Wow, for some obscure reason, it works, thanks !

[i0sa]

I tried using "Frida for Pre-A12 devices" a long with unc0ver 6.1.1 and it worked for me.

on iPhone 12

Wow, for some obscure reason, it works, thanks !

Glad to know I'm not the only one, anyone has an explanation on how this happened? Especailly that I am actually on iPhone 12?
cc @oleavr

[Manouchehri]

unc0ver 6.1.1 may have been needed to fixed the application listing entitlement issue.
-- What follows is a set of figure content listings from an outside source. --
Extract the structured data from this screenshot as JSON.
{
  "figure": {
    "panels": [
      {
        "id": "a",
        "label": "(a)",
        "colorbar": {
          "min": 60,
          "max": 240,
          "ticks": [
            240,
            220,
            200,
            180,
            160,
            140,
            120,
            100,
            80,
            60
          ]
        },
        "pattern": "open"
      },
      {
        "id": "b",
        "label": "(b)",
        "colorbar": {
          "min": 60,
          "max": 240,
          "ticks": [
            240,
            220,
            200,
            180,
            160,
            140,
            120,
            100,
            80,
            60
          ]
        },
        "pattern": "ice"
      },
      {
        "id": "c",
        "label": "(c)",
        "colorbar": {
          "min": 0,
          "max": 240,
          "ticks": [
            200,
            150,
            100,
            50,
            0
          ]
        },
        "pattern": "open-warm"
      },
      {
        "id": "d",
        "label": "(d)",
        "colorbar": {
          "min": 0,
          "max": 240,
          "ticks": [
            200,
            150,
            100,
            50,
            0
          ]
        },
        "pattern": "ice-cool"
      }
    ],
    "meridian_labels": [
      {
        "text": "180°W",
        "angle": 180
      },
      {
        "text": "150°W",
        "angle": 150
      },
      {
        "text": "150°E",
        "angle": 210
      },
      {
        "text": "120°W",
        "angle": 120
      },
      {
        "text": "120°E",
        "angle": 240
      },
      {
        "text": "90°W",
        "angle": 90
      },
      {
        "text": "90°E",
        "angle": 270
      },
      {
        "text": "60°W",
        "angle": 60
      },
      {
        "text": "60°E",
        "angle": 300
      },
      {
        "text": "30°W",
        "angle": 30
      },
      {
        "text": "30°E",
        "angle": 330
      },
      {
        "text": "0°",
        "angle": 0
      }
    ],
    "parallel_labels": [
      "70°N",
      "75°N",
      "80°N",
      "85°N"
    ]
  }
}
That along with @oleavr's secret pre-release .deb worked on my iPhone 11.

iphone11:~ root# sw_vers 
ProductName:    iPhone OS
ProductVersion: 14.2
BuildVersion:   18B92
iphone11:~ root# uname -a
Darwin iphone11 20.1.0 Darwin Kernel Version 20.1.0: Fri Oct 30 00:34:17 PDT 2020; root:xnu-7195.42.3~1/RELEASE_ARM64_T8030 iPhone12,1 arm64 N104AP Darwin

I can confirm bagbak now works.

[oleavr]

Fixed in Frida 14.2.14, released last night. Note that there is now only one single Frida package, so make sure you uninstall the one you have if it's not the main one. Cheers!